I recently finished the turn-around biography of Starbucks through the lens of Howard Schultz, the founder and CEO of the company. In the late-2000’s, he led a resurgence for a company that was truly faltering. A particularly insightful section caught my attention [even as a Dunkin’ Coffee fan :)] as I seek to manage well the areas of influence that I oversee. I trust it will help you as well as you prepare to lead into the new year.

In any well-run retail business there is, by definition, a maniacal focus on details. Especially in the beginning. Young companies must produce results every day or risk closing their doors. Anything weith the slightest potential to add or detract from sales or earnings-the quality of each item, every customer interaction, the attitude of each employee, every dollar spent-is attended to with steadfast concern.

In 2008 I felt very strongly that many of us at Starbucks has lost our attention to details of our business. While there is obvious limitations to what the leaders of a multibillion-dollar global organization can be expected to attend to, we had, as a group, strayed too far in the national or global comps and rapid expansion, and when our comps were up we assumed that individual parts of the business-distribution, partner resources, entire geographic regions-were healthy.

Like a doctor who measures a patient’s height and weight every year without checking blood pressure or heart rate, Starbucks was not diagnosing itself at a level of detail that would help ensure its long-term health. We predicated future success on how many stores we opened during the quarter instead of taking the time to determine whether each of those stores would, in fact, be profitable. We thought in terms of millions of customers and thousands of stores instead of one customer, one partner, and one cup of coffee at a time.

With such a mindset, many little things dangerously slipped by unnoticed, or at least went unacknowledged. How could one imperfect cup of coffee, on unqualified manager, or one poorly located store matter when millions of cups of coffee were being served in tens of thousands of stores?

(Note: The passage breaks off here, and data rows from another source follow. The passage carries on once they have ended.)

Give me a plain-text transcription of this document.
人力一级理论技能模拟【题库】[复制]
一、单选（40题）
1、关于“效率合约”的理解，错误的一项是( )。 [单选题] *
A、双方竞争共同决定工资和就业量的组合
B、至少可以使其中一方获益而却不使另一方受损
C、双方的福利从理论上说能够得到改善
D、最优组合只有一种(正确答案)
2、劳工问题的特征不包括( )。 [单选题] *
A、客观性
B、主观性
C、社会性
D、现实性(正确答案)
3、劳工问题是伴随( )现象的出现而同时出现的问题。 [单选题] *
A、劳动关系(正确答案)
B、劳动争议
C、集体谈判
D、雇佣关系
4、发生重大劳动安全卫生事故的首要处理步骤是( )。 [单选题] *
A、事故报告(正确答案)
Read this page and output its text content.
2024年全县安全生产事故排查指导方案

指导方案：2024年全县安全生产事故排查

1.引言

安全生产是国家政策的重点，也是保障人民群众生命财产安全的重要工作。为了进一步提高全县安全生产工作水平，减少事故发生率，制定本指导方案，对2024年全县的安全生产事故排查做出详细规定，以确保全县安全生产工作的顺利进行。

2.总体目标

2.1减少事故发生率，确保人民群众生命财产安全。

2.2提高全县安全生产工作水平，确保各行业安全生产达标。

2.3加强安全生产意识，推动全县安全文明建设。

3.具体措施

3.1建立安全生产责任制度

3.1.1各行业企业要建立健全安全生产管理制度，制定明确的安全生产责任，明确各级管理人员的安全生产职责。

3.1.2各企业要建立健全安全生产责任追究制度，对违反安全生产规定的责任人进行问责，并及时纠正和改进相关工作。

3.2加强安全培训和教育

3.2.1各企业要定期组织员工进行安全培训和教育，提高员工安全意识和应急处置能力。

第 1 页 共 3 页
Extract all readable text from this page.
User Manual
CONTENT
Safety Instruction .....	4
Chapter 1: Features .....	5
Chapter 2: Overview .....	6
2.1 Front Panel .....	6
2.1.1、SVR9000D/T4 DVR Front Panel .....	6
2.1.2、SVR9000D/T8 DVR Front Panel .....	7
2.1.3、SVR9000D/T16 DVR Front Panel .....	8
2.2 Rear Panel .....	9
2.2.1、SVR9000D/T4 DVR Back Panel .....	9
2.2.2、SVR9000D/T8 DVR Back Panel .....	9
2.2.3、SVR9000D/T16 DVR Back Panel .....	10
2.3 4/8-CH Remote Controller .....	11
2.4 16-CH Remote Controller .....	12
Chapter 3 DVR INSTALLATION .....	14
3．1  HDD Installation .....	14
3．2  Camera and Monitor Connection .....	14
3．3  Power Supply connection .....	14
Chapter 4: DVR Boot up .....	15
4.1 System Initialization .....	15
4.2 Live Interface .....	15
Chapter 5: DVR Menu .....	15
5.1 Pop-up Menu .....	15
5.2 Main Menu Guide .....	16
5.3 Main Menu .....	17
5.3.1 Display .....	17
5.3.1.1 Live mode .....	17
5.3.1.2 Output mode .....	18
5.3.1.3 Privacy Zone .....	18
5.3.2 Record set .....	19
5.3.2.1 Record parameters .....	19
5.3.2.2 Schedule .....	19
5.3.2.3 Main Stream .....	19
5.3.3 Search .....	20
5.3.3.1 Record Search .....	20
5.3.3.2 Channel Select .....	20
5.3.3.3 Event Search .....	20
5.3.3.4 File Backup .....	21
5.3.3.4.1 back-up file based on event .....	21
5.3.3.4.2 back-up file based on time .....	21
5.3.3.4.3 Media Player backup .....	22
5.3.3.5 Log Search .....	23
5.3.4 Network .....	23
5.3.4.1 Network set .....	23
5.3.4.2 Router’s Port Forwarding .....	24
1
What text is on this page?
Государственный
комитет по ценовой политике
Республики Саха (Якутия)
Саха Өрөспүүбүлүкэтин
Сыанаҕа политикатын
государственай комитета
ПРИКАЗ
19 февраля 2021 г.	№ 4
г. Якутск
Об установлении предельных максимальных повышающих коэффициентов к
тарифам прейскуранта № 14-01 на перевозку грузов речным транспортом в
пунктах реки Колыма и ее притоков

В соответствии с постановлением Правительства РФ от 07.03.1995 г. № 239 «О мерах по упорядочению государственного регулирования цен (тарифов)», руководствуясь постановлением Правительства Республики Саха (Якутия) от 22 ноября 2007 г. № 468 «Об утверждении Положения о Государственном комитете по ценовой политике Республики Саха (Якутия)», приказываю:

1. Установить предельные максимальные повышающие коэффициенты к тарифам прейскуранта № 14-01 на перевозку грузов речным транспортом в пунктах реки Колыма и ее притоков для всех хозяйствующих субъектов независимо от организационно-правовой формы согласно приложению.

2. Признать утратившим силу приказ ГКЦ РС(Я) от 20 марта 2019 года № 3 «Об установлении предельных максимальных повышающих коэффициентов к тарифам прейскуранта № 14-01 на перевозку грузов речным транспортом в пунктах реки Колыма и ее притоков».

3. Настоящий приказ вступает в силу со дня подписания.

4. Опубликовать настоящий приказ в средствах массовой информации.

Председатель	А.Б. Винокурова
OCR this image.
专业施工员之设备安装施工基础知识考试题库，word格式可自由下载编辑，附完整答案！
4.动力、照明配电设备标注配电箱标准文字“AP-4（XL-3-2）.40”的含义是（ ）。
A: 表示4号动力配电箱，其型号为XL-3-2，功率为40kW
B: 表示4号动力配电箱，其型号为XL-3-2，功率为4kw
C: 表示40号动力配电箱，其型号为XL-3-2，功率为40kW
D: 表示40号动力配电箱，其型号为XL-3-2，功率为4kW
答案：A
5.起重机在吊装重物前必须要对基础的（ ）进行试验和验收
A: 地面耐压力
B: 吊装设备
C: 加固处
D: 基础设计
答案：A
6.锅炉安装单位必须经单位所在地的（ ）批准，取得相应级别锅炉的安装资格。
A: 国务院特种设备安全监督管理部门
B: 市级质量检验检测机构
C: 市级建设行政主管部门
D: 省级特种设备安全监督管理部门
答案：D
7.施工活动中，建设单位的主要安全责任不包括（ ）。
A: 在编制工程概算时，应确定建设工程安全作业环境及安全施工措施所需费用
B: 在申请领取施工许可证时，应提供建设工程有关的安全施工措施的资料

We forgot that the ones add up.

Grounding our leaders as well as myself in a more disciplined, detail-oriented mind-set…down from the 30,000 foot view and way of thinking about the business-was one of my earliest challenges….”When you start a business, you do not operate from a lofty place because you cannot afford to,” I explained to a roomful of our top leaders one day. “It is vitally important that we get back to the roots of the business, that we get back in the mud,” I declared spontaneously. “Get our hands in the mud!” I literally pleaded, hold my hands out in front of me. I held onto this analogy because it made so much sense, and from that day on I repeated it over and over and over, to people on every level.

In fact, one day when I was walking through the offices of Starbucks’ architects and designers, I stopped in my tracks when a poster caught my eye. A pair of dirt-smudged hands, palms up, framed the words, “The world belongs to the few people who are not afraid to get their hands dirty.” I ask to borrow the poster and marched it to the eighth floor, where I placed it on the wall of our boardroom so Starbucks’ executive team would see it every time we met.

The words-get dirty. Get in the mud. Get back to the roots of the business-cascaded down through the organization. I think that people could relate to them at a visceral level and immediately understand what they had to do differently. Not that they always did it, but an expectation had been set.

Great thoughts for us leaders of families, churches, non-profits, and businesses! May I encourage you, as you enter 2022, to take a hard look at where you are allowing the broader sense of “success” to blind you to the detailed, dirty “one’s” that largely determine the ultimate viability and vitality of your organization.

Onward: How Starbucks Fought for Its Life without Losing Its Soul, Howard Schultz with Joanne Gordon, 97-98.